Real-Time Minimization of Mechanical Specific Energy with Multivariable Extremum Seeking

Drilling more efficiently and with less non-productive time (NPT) is one of the key enablers to reduce field development costs. In this work, we investigate the application of a data-driven optimization method called extremum seeking (ES) to achieve more efficient and safe drilling through automatic real-time minimization of the mechanical specific energy (MSE). The ES algorithm gathers information about the current downhole conditions by performing small tests with the applied weight on bit (WOB) and drill string rotational rate (RPM) while drilling and automatically implements optimization actions based on the test results. The ES method does not require an a priori model of the drilling process and can thus be applied even in instances when sufficiently accurate drilling models are not available.
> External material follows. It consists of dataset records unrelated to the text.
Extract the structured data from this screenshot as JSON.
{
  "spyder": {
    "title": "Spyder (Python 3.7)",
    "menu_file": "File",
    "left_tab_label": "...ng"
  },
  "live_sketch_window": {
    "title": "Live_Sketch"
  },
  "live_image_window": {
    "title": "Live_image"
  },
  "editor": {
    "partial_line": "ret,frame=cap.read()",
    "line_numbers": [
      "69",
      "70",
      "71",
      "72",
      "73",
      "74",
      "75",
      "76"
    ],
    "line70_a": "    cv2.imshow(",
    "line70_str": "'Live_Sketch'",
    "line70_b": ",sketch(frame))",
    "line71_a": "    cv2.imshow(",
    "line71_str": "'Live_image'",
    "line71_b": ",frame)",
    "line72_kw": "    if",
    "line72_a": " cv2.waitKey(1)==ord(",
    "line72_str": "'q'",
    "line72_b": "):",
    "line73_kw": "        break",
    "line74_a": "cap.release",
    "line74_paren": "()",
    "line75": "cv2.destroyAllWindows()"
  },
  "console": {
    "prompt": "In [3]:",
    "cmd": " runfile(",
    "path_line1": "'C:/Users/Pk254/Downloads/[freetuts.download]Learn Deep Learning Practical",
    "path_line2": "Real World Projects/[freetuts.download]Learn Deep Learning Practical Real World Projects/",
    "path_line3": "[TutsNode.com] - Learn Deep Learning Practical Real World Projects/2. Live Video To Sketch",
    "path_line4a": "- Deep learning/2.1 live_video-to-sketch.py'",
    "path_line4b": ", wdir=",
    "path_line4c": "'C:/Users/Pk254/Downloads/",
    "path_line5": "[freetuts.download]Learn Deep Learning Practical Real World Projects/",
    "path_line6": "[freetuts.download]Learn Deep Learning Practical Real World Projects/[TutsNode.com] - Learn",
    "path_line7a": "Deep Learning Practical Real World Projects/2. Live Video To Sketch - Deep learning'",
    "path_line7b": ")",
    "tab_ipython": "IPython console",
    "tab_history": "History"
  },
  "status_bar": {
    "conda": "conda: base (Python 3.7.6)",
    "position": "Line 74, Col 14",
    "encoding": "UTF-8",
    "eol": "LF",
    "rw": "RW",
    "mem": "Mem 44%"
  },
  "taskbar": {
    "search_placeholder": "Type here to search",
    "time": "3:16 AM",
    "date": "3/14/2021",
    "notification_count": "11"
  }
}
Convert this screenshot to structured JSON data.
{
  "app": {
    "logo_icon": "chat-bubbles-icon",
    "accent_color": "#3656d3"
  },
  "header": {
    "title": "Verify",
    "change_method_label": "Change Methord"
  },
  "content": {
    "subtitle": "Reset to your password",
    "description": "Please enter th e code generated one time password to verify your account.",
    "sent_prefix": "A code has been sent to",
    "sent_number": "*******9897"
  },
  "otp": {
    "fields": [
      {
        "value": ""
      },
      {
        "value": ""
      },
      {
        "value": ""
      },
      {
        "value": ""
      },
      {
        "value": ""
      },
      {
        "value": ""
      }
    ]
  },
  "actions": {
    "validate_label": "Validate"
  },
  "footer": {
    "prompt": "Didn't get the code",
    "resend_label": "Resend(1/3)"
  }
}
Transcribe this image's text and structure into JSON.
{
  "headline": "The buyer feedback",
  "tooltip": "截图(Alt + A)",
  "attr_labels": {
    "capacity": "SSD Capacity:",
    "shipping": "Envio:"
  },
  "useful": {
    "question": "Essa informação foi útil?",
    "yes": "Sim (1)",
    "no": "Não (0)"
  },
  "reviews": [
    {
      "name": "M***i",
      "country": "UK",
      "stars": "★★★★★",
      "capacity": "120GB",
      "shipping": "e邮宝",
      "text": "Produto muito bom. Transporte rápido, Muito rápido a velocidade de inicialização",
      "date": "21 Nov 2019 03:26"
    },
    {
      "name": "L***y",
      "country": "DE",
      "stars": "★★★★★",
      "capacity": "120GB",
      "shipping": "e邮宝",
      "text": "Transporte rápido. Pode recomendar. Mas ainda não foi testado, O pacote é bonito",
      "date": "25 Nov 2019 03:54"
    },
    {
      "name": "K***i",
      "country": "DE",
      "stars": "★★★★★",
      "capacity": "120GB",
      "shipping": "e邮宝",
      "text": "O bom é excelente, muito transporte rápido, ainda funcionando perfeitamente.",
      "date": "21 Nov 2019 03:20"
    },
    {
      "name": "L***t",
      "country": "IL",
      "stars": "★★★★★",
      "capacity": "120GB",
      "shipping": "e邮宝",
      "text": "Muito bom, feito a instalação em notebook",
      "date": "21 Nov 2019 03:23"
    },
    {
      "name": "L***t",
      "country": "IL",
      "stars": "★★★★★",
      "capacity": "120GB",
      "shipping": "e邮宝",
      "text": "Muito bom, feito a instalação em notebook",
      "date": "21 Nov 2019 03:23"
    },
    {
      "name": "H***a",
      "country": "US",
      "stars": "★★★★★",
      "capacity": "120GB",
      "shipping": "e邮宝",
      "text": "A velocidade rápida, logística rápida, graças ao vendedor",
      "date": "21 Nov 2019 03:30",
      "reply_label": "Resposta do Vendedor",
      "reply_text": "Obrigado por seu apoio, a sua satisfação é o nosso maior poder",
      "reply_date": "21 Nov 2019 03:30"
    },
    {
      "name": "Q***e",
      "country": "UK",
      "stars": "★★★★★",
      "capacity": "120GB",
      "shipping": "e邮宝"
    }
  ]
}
The proposed algorithm can handle various drilling constraints related to drilling dysfunctions and hardware limitations. The algorithm's performance is demonstrated by simulations, where the algorithm successfully finds and maintains the optimal WOB and RPM while adhering to drilling constraints in various settings. The simulations show that the ES method is able to track changes in the optimal WOB and RPM corresponding to changes in the drilled formation. As demonstrated in the simulation scenarios, the overall improvements in rate of penetration (ROP) can be up to 20-170%, depending on the initial guess of the optimal WOB and RPM obtained from e.g., a drill-off test or a potentially inaccurate model. The presented algorithm is supplied with specific design choices and tuning considerations that facilitate its simple and efficient use in drilling applications.